I fitted up an apartment especially as a studio for her use. I
bought her some fine studies, lay figures, heads in marble and
plaster; and lavished, in this way, the small surplus fund which
had heretofore accrued from my professional industry, and that
personal frugality with which it was accompanied.
William Edgerton was now for ever at our house. He brought his own
pictures for the inspection of my wife. He sometimes painted in her
studio. He devised rural and aquatic parties with sole reference
to landscape scenery and delineation; and indifferent to the law
always, he now abandoned himself almost entirely to those tastes
which seemed to have acquired of a sudden, the strangest and the
strongest impulse.
In this--at least for a considerable space of time--I saw nothing
very remarkable. I knew his tastes previously. I had seen how
little disposed he was to grapple earnestly with the duties of his
profession; and did not conceive it surprising, that, with family
resources sufficient to yield him pecuniary independence, he should
surrender himself up to the luxurious influence of tastes which were
equally lovely in themselves, and natural to the first desires of
his mind.
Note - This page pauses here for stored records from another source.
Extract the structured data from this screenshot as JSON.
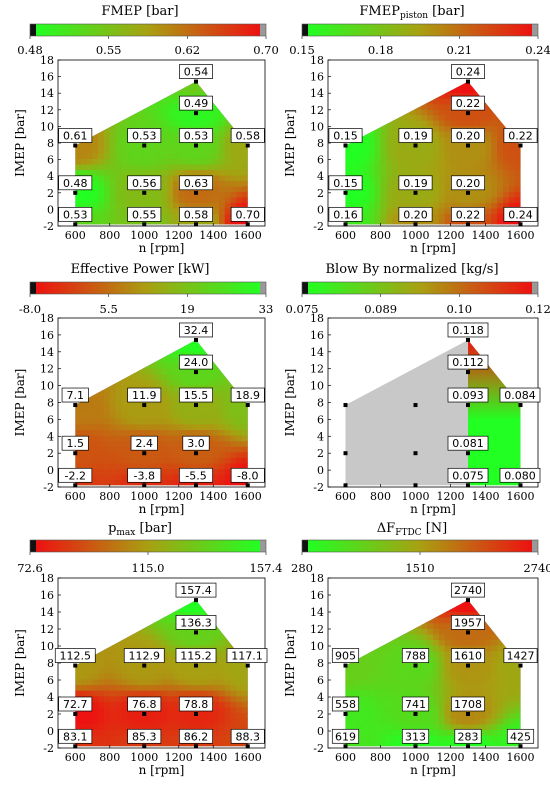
{
  "chart_data": [
    {
      "type": "heatmap",
      "title": "FMEP",
      "title_sub": "",
      "unit": "[bar]",
      "colorbar": {
        "ticks": [
          "0.48",
          "0.55",
          "0.62",
          "0.70"
        ],
        "range": [
          0.48,
          0.7
        ],
        "gradient": "green-to-red"
      },
      "xlabel": "n [rpm]",
      "ylabel": "IMEP  [bar]",
      "xticks": [
        600,
        800,
        1000,
        1200,
        1400,
        1600
      ],
      "yticks": [
        -2,
        0,
        2,
        4,
        6,
        8,
        10,
        12,
        14,
        16,
        18
      ],
      "xlim": [
        500,
        1700
      ],
      "ylim": [
        -2,
        18
      ],
      "grey_region": false,
      "points": [
        {
          "x": 600,
          "y": -1.8,
          "label": "0.53"
        },
        {
          "x": 1000,
          "y": -1.8,
          "label": "0.55"
        },
        {
          "x": 1300,
          "y": -1.8,
          "label": "0.58"
        },
        {
          "x": 1600,
          "y": -1.8,
          "label": "0.70"
        },
        {
          "x": 600,
          "y": 2,
          "label": "0.48"
        },
        {
          "x": 1000,
          "y": 2,
          "label": "0.56"
        },
        {
          "x": 1300,
          "y": 2,
          "label": "0.63"
        },
        {
          "x": 600,
          "y": 7.7,
          "label": "0.61"
        },
        {
          "x": 1000,
          "y": 7.7,
          "label": "0.53"
        },
        {
          "x": 1300,
          "y": 7.7,
          "label": "0.53"
        },
        {
          "x": 1600,
          "y": 7.7,
          "label": "0.58"
        },
        {
          "x": 1300,
          "y": 11.6,
          "label": "0.49"
        },
        {
          "x": 1300,
          "y": 15.4,
          "label": "0.54"
        }
      ]
    },
    {
      "type": "heatmap",
      "title": "FMEP",
      "title_sub": "piston",
      "unit": "[bar]",
      "colorbar": {
        "ticks": [
          "0.15",
          "0.18",
          "0.21",
          "0.24"
        ],
        "range": [
          0.15,
          0.24
        ],
        "gradient": "green-to-red"
      },
      "xlabel": "n [rpm]",
      "ylabel": "IMEP  [bar]",
      "xticks": [
        600,
        800,
        1000,
        1200,
        1400,
        1600
      ],
      "yticks": [
        -2,
        0,
        2,
        4,
        6,
        8,
        10,
        12,
        14,
        16,
        18
      ],
      "xlim": [
        500,
        1700
      ],
      "ylim": [
        -2,
        18
      ],
      "grey_region": false,
      "points": [
        {
          "x": 600,
          "y": -1.8,
          "label": "0.16"
        },
        {
          "x": 1000,
          "y": -1.8,
          "label": "0.20"
        },
        {
          "x": 1300,
          "y": -1.8,
          "label": "0.22"
        },
        {
          "x": 1600,
          "y": -1.8,
          "label": "0.24"
        },
        {
          "x": 600,
          "y": 2,
          "label": "0.15"
        },
        {
          "x": 1000,
          "y": 2,
          "label": "0.19"
        },
        {
          "x": 1300,
          "y": 2,
          "label": "0.20"
        },
        {
          "x": 600,
          "y": 7.7,
          "label": "0.15"
        },
        {
          "x": 1000,
          "y": 7.7,
          "label": "0.19"
        },
        {
          "x": 1300,
          "y": 7.7,
          "label": "0.20"
        },
        {
          "x": 1600,
          "y": 7.7,
          "label": "0.22"
        },
        {
          "x": 1300,
          "y": 11.6,
          "label": "0.22"
        },
        {
          "x": 1300,
          "y": 15.4,
          "label": "0.24"
        }
      ]
    },
    {
      "type": "heatmap",
      "title": "Effective Power",
      "title_sub": "",
      "unit": "[kW]",
      "colorbar": {
        "ticks": [
          "-8.0",
          "5.5",
          "19",
          "33"
        ],
        "range": [
          -8.0,
          33
        ],
        "gradient": "red-to-green"
      },
      "xlabel": "n [rpm]",
      "ylabel": "IMEP  [bar]",
      "xticks": [
        600,
        800,
        1000,
        1200,
        1400,
        1600
      ],
      "yticks": [
        -2,
        0,
        2,
        4,
        6,
        8,
        10,
        12,
        14,
        16,
        18
      ],
      "xlim": [
        500,
        1700
      ],
      "ylim": [
        -2,
        18
      ],
      "grey_region": false,
      "points": [
        {
          "x": 600,
          "y": -1.8,
          "label": "-2.2"
        },
        {
          "x": 1000,
          "y": -1.8,
          "label": "-3.8"
        },
        {
          "x": 1300,
          "y": -1.8,
          "label": "-5.5"
        },
        {
          "x": 1600,
          "y": -1.8,
          "label": "-8.0"
        },
        {
          "x": 600,
          "y": 2,
          "label": "1.5"
        },
        {
          "x": 1000,
          "y": 2,
          "label": "2.4"
        },
        {
          "x": 1300,
          "y": 2,
          "label": "3.0"
        },
        {
          "x": 600,
          "y": 7.7,
          "label": "7.1"
        },
        {
          "x": 1000,
          "y": 7.7,
          "label": "11.9"
        },
        {
          "x": 1300,
          "y": 7.7,
          "label": "15.5"
        },
        {
          "x": 1600,
          "y": 7.7,
          "label": "18.9"
        },
        {
          "x": 1300,
          "y": 11.6,
          "label": "24.0"
        },
        {
          "x": 1300,
          "y": 15.4,
          "label": "32.4"
        }
      ]
    },
    {
      "type": "heatmap",
      "title": "Blow By normalized",
      "title_sub": "",
      "unit": "[kg/s]",
      "colorbar": {
        "ticks": [
          "0.075",
          "0.089",
          "0.10",
          "0.12"
        ],
        "range": [
          0.075,
          0.12
        ],
        "gradient": "green-to-red"
      },
      "xlabel": "n [rpm]",
      "ylabel": "IMEP  [bar]",
      "xticks": [
        600,
        800,
        1000,
        1200,
        1400,
        1600
      ],
      "yticks": [
        -2,
        0,
        2,
        4,
        6,
        8,
        10,
        12,
        14,
        16,
        18
      ],
      "xlim": [
        500,
        1700
      ],
      "ylim": [
        -2,
        18
      ],
      "grey_region": true,
      "points": [
        {
          "x": 600,
          "y": -1.8,
          "label": ""
        },
        {
          "x": 1000,
          "y": -1.8,
          "label": ""
        },
        {
          "x": 1300,
          "y": -1.8,
          "label": "0.075"
        },
        {
          "x": 1600,
          "y": -1.8,
          "label": "0.080"
        },
        {
          "x": 600,
          "y": 2,
          "label": ""
        },
        {
          "x": 1000,
          "y": 2,
          "label": ""
        },
        {
          "x": 1300,
          "y": 2,
          "label": "0.081"
        },
        {
          "x": 600,
          "y": 7.7,
          "label": ""
        },
        {
          "x": 1000,
          "y": 7.7,
          "label": ""
        },
        {
          "x": 1300,
          "y": 7.7,
          "label": "0.093"
        },
        {
          "x": 1600,
          "y": 7.7,
          "label": "0.084"
        },
        {
          "x": 1300,
          "y": 11.6,
          "label": "0.112"
        },
        {
          "x": 1300,
          "y": 15.4,
          "label": "0.118"
        }
      ]
    },
    {
      "type": "heatmap",
      "title": "p",
      "title_sub": "max",
      "unit": "[bar]",
      "colorbar": {
        "ticks": [
          "72.6",
          "115.0",
          "157.4"
        ],
        "range": [
          72.6,
          157.4
        ],
        "gradient": "red-to-green"
      },
      "xlabel": "n [rpm]",
      "ylabel": "IMEP  [bar]",
      "xticks": [
        600,
        800,
        1000,
        1200,
        1400,
        1600
      ],
      "yticks": [
        -2,
        0,
        2,
        4,
        6,
        8,
        10,
        12,
        14,
        16,
        18
      ],
      "xlim": [
        500,
        1700
      ],
      "ylim": [
        -2,
        18
      ],
      "grey_region": false,
      "points": [
        {
          "x": 600,
          "y": -1.8,
          "label": "83.1"
        },
        {
          "x": 1000,
          "y": -1.8,
          "label": "85.3"
        },
        {
          "x": 1300,
          "y": -1.8,
          "label": "86.2"
        },
        {
          "x": 1600,
          "y": -1.8,
          "label": "88.3"
        },
        {
          "x": 600,
          "y": 2,
          "label": "72.7"
        },
        {
          "x": 1000,
          "y": 2,
          "label": "76.8"
        },
        {
          "x": 1300,
          "y": 2,
          "label": "78.8"
        },
        {
          "x": 600,
          "y": 7.7,
          "label": "112.5"
        },
        {
          "x": 1000,
          "y": 7.7,
          "label": "112.9"
        },
        {
          "x": 1300,
          "y": 7.7,
          "label": "115.2"
        },
        {
          "x": 1600,
          "y": 7.7,
          "label": "117.1"
        },
        {
          "x": 1300,
          "y": 11.6,
          "label": "136.3"
        },
        {
          "x": 1300,
          "y": 15.4,
          "label": "157.4"
        }
      ]
    },
    {
      "type": "heatmap",
      "title": "ΔF",
      "title_sub": "FTDC",
      "unit": "[N]",
      "colorbar": {
        "ticks": [
          "280",
          "1510",
          "2740"
        ],
        "range": [
          280,
          2740
        ],
        "gradient": "green-to-red"
      },
      "xlabel": "n [rpm]",
      "ylabel": "IMEP  [bar]",
      "xticks": [
        600,
        800,
        1000,
        1200,
        1400,
        1600
      ],
      "yticks": [
        -2,
        0,
        2,
        4,
        6,
        8,
        10,
        12,
        14,
        16,
        18
      ],
      "xlim": [
        500,
        1700
      ],
      "ylim": [
        -2,
        18
      ],
      "grey_region": false,
      "points": [
        {
          "x": 600,
          "y": -1.8,
          "label": "619"
        },
        {
          "x": 1000,
          "y": -1.8,
          "label": "313"
        },
        {
          "x": 1300,
          "y": -1.8,
          "label": "283"
        },
        {
          "x": 1600,
          "y": -1.8,
          "label": "425"
        },
        {
          "x": 600,
          "y": 2,
          "label": "558"
        },
        {
          "x": 1000,
          "y": 2,
          "label": "741"
        },
        {
          "x": 1300,
          "y": 2,
          "label": "1708"
        },
        {
          "x": 600,
          "y": 7.7,
          "label": "905"
        },
        {
          "x": 1000,
          "y": 7.7,
          "label": "788"
        },
        {
          "x": 1300,
          "y": 7.7,
          "label": "1610"
        },
        {
          "x": 1600,
          "y": 7.7,
          "label": "1427"
        },
        {
          "x": 1300,
          "y": 11.6,
          "label": "1957"
        },
        {
          "x": 1300,
          "y": 15.4,
          "label": "2740"
        }
      ]
    }
  ],
  "colors": {
    "green": "#22ff22",
    "red": "#ee1111",
    "grey_region": "#c8c8c8",
    "colorbar_black": "#111111",
    "colorbar_grey": "#999999"
  }
}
But when for days he was missed from his office--when
the very hours of morning which are most religiously devoted by the
profession to its ostensible if not earnest pursuit, were yielded
up to the easel--and when, overlooking the boundaries which,
according to the conventional usage, made such a course improper,
he passed many of these mornings at my house, during my absence,
I began to entertain feelings of disquietude.